Le gouvernement Michel a déposé dans l’urgence un projet de loi concernant la « promotion de l’emploi » en Commission Affaires sociales de La Chambre.


On aurait pu espérer que ce projet reprenne des dispositions qui conditionnent les aides accordées aux entreprises à la création effective d’emplois… qui améliorent la formation des travailleurs… qui proposent un aménagement de la fin de carrière pour les travailleurs âgés… qui soutiennent l’innovation et la productivité de nos entreprises…


Mais non. Rien de tout cela.


C’est sous cette dénomination hautement cynique de « promotion de l’emploi » que Charles Michel et son équipe entendent diminuer le pouvoir d’achat de tous les Belges en instaurant le saut d’index. Qu’ils suspendent l’obligation de formation des travailleurs. Qu’ils diminuent les frais supportés par l’employeur en cas de licenciement collectif.


Ce gouvernement, trop occupé à matraquer les travailleurs, n’a par contre pas pris le temps de s’occuper de l’écart salarial entre hommes et femmes : ce sera pour dans quelques mois.


Le groupe PS, par la voix de Laurette Onkelinx, Jean-Marc Delizée, Eric Massin et Frédéric Daerden, s’opposera avec force au vote de ce projet totalement contre-productif tant sur le plan du maintien à l’emploi que de la création de nouveaux emplois.

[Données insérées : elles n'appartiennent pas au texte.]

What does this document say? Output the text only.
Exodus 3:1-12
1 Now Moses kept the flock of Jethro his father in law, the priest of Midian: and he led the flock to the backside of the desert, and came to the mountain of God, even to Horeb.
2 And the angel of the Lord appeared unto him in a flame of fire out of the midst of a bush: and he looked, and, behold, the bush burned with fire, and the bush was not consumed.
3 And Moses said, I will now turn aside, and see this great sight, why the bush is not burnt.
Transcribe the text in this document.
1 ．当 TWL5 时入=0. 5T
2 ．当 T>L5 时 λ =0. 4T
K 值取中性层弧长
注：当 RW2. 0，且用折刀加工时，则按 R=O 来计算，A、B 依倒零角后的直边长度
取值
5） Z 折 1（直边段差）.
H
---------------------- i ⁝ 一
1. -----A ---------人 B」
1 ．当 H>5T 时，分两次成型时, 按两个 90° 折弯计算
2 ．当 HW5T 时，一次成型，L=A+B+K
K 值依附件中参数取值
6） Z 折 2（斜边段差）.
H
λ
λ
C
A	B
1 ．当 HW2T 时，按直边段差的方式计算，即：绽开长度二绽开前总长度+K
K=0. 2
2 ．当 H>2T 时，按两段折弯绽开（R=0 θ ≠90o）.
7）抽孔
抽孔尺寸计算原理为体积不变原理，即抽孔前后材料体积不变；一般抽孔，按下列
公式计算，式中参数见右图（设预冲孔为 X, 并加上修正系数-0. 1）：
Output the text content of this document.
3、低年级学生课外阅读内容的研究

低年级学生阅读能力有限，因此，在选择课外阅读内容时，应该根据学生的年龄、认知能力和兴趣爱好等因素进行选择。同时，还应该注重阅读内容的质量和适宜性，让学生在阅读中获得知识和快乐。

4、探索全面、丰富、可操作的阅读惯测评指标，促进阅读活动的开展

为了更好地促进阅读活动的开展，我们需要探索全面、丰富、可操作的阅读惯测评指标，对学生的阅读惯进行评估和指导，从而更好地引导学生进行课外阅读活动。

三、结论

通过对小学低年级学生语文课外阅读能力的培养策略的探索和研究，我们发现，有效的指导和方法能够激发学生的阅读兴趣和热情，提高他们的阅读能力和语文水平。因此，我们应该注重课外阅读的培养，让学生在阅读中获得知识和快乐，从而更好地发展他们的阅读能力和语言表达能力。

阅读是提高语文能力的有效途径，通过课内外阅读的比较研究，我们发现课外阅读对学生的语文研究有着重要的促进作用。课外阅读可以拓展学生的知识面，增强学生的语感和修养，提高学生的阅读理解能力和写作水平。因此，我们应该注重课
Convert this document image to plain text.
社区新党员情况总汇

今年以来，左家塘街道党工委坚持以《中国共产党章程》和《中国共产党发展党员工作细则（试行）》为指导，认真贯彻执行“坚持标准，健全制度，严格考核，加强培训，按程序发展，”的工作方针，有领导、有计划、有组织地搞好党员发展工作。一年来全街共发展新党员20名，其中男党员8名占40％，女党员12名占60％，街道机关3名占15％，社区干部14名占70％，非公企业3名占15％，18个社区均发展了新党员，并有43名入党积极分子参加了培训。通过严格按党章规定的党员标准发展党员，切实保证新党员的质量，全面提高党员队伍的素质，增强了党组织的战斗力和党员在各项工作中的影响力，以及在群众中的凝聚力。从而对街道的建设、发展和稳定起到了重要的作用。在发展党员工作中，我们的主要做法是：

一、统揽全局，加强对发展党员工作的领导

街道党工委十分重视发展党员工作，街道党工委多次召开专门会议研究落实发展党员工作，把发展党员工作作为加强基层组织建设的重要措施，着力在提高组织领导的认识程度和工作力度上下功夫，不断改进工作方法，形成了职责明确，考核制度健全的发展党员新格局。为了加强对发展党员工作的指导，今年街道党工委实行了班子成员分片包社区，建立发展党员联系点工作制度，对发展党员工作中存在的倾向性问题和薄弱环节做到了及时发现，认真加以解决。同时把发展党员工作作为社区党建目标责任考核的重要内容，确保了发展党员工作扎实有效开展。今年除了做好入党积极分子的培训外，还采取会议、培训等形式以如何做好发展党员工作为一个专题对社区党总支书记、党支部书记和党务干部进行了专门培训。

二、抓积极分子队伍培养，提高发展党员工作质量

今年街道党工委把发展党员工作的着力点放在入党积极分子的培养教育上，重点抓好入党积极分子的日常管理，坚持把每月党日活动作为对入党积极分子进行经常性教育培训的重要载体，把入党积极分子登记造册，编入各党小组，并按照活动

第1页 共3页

Parce qu'avec le saut d’index, le gouvernement Michel va faire perdre 267 euros par an aux demandeurs d’emploi, 511 euros à un pensionné qui bénéficie d’une pension moyenne, 151 euros à une caissière, 398 euros à un salarié bénéficiant du salaire moyen et 463 euros à un comptable avec 10 ans d’ancienneté.


Parce que ce gouvernement MR/N-VA s’entête à ramer à contre-courant de toute logique économique, en dépit de l’avis de la plupart des spécialistes : ce n’est pas en diminuant le pouvoir d’achat des Belges qu’on stimulera notre économie.


Parce que grâce au pacte de compétitivité lancé par le gouvernement Di Rupo, l’écart salarial aurait naturellement été résorbé en 2016, sans saut d’index.


Parce que ce n’est pas en appauvrissant les travailleurs qu’on améliorera la compétitivité des entreprises.


Parce que pour les députés socialistes, ce projet n’apporte tout simplement aucun souffle ni aux travailleurs, ni à l’économie de ce pays.


C’est au contraire au travers de projets « symboles » comme celui-ci que l’idéologie libérale révèle les intérêts qu’elle sert et son décalage avec l’économie réelle.